Saturday, 13 January 2007

3:5 What is a mother?

Until recently it all seemed quite simple. A man and woman had sex, a child was conceived and later born. The parents were the biological parents. If they were married to each other or lived in some legal relationship of that kind, they were also one’s social parents.

Now, however, with test tube babies, artificial insemination, surrogate mothers and soon, possibly, cloning, it is getting very complicated. What is my relationship to the stranger who has donated the sperm from which I was conceived, to a woman who nurtured the foetus in her womb for a payment and handed it over to another, to the family which paid for and adopted me?
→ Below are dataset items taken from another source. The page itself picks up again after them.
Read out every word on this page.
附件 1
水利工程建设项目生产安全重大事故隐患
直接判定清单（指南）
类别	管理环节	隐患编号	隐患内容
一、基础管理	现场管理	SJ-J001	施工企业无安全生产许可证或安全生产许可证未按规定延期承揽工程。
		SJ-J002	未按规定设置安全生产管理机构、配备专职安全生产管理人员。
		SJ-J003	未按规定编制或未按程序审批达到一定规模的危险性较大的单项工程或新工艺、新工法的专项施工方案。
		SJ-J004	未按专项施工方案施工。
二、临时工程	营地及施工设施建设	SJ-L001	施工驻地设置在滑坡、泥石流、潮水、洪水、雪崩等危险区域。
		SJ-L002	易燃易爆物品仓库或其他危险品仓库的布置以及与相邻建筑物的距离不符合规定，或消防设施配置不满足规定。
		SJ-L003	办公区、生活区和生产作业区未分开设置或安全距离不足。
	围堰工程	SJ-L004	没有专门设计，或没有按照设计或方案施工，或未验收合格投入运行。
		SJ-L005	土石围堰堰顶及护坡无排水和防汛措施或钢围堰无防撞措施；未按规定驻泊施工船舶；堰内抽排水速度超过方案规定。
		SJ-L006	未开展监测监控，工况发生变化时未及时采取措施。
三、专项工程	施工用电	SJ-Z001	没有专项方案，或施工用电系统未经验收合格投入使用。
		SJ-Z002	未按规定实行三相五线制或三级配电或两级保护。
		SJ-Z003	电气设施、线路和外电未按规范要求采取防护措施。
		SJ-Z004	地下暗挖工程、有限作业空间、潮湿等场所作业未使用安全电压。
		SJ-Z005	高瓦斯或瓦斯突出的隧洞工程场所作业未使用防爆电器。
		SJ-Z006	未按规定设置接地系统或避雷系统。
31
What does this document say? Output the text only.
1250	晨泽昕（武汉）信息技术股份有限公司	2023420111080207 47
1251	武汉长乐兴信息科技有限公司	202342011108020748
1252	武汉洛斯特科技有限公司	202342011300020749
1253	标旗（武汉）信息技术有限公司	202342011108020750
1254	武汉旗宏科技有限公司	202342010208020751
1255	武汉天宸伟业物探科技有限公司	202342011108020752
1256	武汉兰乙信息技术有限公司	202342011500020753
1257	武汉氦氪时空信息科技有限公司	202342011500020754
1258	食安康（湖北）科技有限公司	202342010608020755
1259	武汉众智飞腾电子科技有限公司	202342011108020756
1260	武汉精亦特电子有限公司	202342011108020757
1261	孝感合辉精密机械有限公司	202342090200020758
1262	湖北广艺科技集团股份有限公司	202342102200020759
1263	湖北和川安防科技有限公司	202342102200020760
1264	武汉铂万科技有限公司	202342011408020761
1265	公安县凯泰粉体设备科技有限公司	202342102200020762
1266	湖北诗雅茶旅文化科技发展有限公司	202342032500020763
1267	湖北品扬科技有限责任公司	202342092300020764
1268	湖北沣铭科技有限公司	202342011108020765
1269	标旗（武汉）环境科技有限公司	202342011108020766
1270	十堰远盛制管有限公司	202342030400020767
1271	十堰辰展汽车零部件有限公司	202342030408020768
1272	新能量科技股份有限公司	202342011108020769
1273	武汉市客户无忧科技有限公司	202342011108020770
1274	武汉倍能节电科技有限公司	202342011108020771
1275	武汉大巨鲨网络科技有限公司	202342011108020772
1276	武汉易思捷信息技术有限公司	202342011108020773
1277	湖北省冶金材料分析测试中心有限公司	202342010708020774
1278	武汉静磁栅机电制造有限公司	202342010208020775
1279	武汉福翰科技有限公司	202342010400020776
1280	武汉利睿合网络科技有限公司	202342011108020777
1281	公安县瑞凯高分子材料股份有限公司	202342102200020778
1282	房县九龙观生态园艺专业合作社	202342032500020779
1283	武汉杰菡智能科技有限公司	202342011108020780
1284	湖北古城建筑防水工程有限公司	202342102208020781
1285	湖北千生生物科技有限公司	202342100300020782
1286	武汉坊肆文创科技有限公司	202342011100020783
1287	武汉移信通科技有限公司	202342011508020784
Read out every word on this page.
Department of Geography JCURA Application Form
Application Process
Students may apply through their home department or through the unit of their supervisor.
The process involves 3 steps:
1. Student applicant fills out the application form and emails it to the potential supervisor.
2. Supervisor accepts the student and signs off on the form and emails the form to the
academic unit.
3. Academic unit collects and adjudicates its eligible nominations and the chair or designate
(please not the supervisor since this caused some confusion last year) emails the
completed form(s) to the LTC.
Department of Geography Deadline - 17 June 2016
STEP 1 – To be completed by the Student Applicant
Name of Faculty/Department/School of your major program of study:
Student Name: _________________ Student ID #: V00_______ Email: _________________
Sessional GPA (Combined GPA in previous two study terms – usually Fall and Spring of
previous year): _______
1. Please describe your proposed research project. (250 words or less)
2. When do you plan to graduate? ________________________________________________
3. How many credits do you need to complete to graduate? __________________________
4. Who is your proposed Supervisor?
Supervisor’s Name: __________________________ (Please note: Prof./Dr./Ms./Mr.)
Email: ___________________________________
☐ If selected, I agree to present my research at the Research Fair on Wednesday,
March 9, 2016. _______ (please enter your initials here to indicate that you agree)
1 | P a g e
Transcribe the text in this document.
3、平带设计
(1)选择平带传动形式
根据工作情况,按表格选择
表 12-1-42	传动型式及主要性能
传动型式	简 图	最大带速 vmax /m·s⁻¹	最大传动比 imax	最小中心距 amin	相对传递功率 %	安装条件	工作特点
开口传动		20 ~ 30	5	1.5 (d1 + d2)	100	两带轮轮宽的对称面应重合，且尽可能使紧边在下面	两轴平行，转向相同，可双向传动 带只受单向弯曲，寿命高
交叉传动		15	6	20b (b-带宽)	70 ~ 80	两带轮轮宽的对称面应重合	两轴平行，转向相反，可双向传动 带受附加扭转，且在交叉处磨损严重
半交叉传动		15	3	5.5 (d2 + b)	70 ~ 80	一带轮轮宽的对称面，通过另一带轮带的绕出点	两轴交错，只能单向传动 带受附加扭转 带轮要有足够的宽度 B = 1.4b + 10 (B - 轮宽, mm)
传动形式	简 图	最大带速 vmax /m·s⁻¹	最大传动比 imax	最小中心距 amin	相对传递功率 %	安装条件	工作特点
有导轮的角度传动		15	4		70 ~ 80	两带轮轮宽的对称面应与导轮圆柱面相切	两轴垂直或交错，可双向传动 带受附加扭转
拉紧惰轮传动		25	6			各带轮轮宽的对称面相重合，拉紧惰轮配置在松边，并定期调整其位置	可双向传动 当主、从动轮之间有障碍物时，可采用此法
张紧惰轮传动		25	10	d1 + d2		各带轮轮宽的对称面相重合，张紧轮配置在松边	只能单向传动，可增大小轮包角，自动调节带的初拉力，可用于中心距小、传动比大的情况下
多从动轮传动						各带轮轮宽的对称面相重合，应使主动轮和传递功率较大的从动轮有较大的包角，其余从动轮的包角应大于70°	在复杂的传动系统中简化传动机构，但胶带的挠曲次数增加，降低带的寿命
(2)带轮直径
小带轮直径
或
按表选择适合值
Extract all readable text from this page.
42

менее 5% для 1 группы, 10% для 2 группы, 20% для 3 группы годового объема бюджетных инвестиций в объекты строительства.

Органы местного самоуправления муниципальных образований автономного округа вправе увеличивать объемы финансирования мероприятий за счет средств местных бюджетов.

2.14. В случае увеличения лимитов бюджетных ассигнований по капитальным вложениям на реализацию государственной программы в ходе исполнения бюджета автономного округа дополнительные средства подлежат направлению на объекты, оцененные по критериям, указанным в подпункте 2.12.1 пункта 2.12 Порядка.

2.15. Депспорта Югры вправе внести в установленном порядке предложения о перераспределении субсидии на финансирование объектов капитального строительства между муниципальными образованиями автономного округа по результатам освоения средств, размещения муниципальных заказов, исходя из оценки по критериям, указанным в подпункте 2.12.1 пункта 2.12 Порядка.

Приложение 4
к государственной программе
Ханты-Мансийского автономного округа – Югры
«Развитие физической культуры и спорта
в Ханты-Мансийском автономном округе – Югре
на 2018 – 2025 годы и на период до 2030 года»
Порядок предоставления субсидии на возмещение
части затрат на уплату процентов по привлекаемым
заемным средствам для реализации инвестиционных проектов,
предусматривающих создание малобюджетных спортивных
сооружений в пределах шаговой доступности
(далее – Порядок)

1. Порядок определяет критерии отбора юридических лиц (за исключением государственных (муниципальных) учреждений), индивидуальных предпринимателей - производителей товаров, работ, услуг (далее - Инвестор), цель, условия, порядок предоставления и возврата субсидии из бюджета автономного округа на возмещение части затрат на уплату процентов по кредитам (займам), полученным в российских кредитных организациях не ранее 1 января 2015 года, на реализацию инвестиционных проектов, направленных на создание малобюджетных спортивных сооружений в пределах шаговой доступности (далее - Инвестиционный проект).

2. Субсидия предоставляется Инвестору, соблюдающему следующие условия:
In this relatively simple case there are just four people involved, each of whom can claim to be a ‘father’ and a ‘mother’ in a certain sense. But the cases can get more complicated and the law is having great difficulty in sorting out all the rights and obligations. Likewise, with little formal guidance, individuals are having to adapt and invent new relationships, categories and terminologies to deal with this.

In facing these apparently new problems we can take some comfort from the fact that even before artificial insemination, humans had developed some ingenious ways of dealing with similar patterns. A classic example was found in North Africa.

Among the Nuer people it is essential to have children. Blood-relatedness flows only through the male line. So what happens if there are no sons in the family? A rich daughter will be provided with the wealth to pay for a ‘marriage’ to another woman. The new ‘bride’ will be impregnated by another man. By paying for the bride, the rich daughter has become a social father to any children that are born. So a child when asked who is his or her ‘father’, may point to a woman. In other words, biological and social fatherhood are split and one can have a ‘female’ father, or a ‘male’ mother.

Another variant is ‘ghost’ marriage, where a dead male’s ghost is married off to a woman after his death. She has children (by another biological partner) to this ‘ghost’, whose family have paid for the bride. So the line is continued even though the father is dead at the time of conception. This gives models for what is now happening with frozen semen.